In unserem Falle stoßen wir dabei auf die Mauern eines etruskischen Tempels, den man in das späte 6./ frühe 5. Jahrhundert v. Chr. datieren kann, und dessen Podium sowie unter anderem eine Straße. Dabei finden wir Material vom 9. Jahrhundert v. Chr. bis zum 5. Jahrhundert n. Chr. Währenddessen werden vom alten Schnitt die Planen abgezogen, die dort letzten August ausgelegt wurden, um die Fläche vor Umwelteinflüssen und menschlichen sowie tierischen Aktivitäten zu schützen. Die Planen bestehen aus Geotextil und waren daher am Anfang sehr überwachsen. Doch nicht nur Pflanzen haben es sich gemütlich gemacht auf unserer Grabungsfläche.
Wen kann man auf der Grabungsfläche antreffen?
Wie auch in den vorherigen Jahren gab es auch dieses Jahr wieder Kröten-Besuch auf der Grabung. Dieses Exemplar haben wir ganz vorsichtig aus der Grube gehoben und es hat es sich dann unter einem Stein neben dem Schnitt bequem gemacht. Jedes Mal, wenn wir einen Wurm gefunden haben, haben wir ihn der kleinen Kröte ins Versteck gebracht und es gab Mittagessen für sie. Nach der Grabung wurde sie dann an den nahegelegenen See umgesiedelt.

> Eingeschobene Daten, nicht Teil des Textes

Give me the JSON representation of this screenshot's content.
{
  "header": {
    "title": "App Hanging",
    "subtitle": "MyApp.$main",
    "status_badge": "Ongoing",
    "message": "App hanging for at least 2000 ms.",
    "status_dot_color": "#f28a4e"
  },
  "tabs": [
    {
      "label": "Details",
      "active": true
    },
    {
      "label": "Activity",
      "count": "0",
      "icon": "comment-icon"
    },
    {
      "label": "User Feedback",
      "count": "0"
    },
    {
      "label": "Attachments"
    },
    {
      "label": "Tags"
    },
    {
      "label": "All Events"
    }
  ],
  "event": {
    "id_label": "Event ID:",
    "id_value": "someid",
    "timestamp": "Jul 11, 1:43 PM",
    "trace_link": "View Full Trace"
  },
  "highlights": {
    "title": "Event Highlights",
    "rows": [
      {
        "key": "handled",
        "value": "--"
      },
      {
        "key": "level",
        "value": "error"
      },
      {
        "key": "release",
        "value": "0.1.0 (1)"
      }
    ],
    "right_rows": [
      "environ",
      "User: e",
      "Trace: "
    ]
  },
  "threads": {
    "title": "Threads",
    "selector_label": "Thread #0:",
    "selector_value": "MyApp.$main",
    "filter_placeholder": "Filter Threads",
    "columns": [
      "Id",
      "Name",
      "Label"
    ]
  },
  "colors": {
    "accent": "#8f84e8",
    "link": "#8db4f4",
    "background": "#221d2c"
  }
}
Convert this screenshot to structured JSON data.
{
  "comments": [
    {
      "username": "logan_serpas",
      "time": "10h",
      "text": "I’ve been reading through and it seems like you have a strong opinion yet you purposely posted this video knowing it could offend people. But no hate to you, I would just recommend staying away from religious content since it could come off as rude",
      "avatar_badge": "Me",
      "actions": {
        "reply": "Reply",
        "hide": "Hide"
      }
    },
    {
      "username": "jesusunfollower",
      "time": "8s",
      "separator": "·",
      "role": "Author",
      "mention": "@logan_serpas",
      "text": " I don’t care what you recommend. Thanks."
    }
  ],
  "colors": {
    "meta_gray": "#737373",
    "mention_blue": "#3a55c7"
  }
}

Uns machen die Sonne und die Hitze oft sehr zu schaffen, doch ein paar anderen Tierchen geht es dafür besonders gut. Faul liegen auf den sonnigen Steinen zum Beispiel jede Menge Eidechsen. Sobald man sich nähert, flitzen sie schnell davon. Doch nicht nur große Eidechsen haben wir gefunden. Unter den Planen und der Erde sind oft die Eier der Geckos eingebuddelt und kommen zum Vorschein, wenn wir uns ans Putzen des Schnitts machen. Manchmal finden wir auch Schlangeneier, wobei wir nicht immer ganz sicher sind, wem die Eier gehören, da alle verschieden aussehen. Wenn die Eier einmal die Erde verlassen haben, ist nicht sicher, ob die Kleinen es noch schaffen werden, aus ihnen zu schlüpfen. Wir haben uns große Mühe gegeben, immer wenn wir auf Eier gestoßen sind, sie vorsichtig mit Handschuhen aufzusammeln und im Abraum (die großen Erdhaufen rund um den Schnitt) wieder einzugraben. Wir hoffen, dass die kleinen Echsen und Schlangen auch in einem anderen Erdhaufen überleben.

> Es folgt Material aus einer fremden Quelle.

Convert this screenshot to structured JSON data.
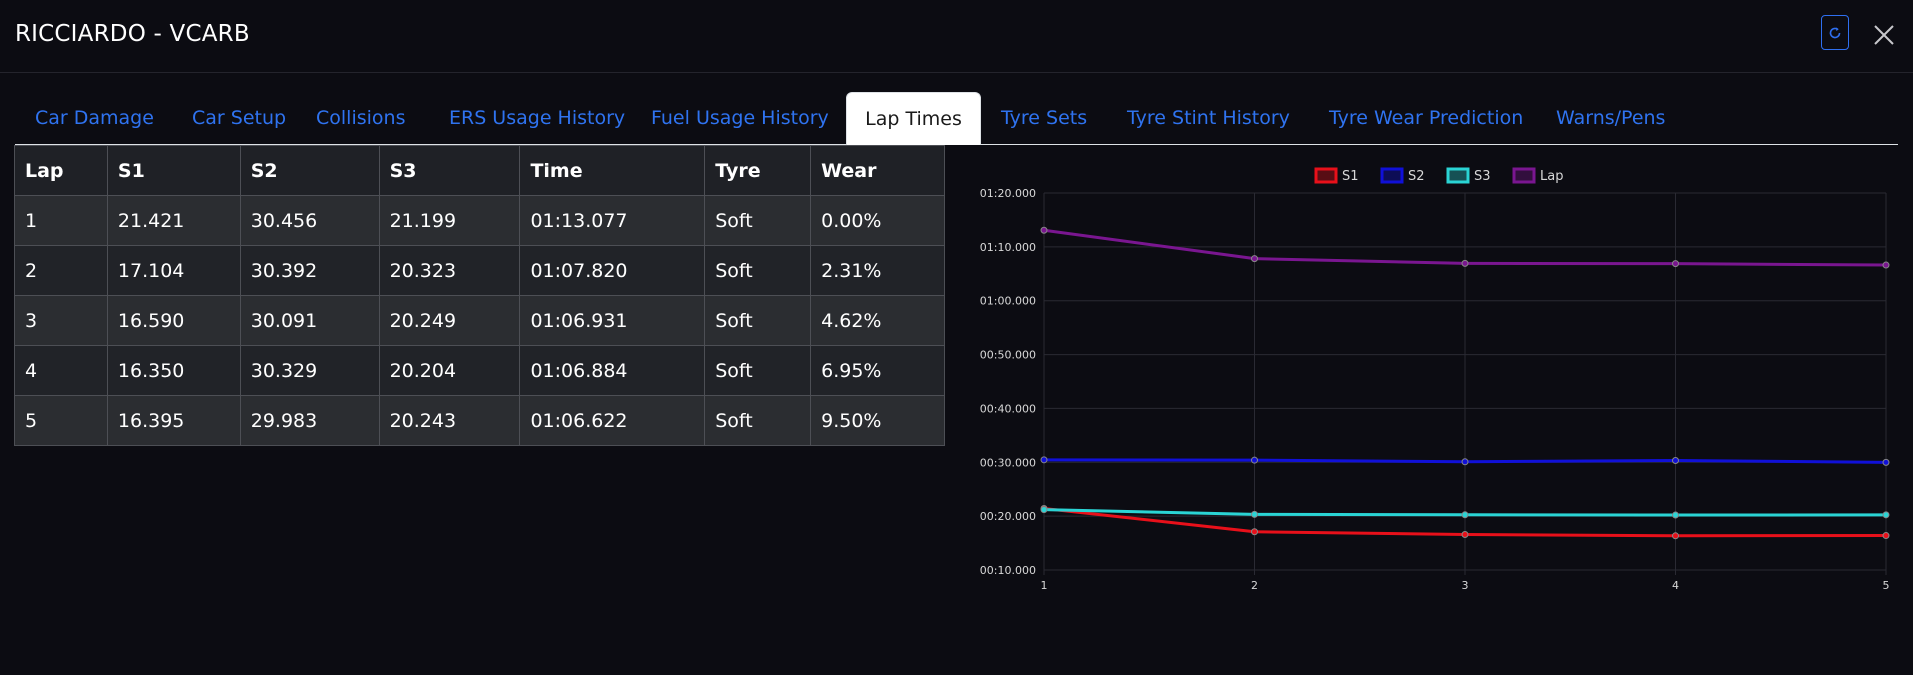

Hoffentlich schlüpfen die kleinen auch nach der Umsiedlung
2022 war das Team beispielsweise häufiger länger da und konnten regelmäßig ein Fuchs beobachten, der auf die Fläche kam und keine Scheu vor Menschen hatte. Gelegentlich hat er auch „ausgegraben“ und uns geholfen. Einmal fanden wir ein so großes Loch, dass wir dachten, wir hätten Besuch von Raubgräbern gehabt, aber nach dem Studium der Kamerabilder stellte sich heraus, dass es sich um unseren Fuchs gehandelt hat.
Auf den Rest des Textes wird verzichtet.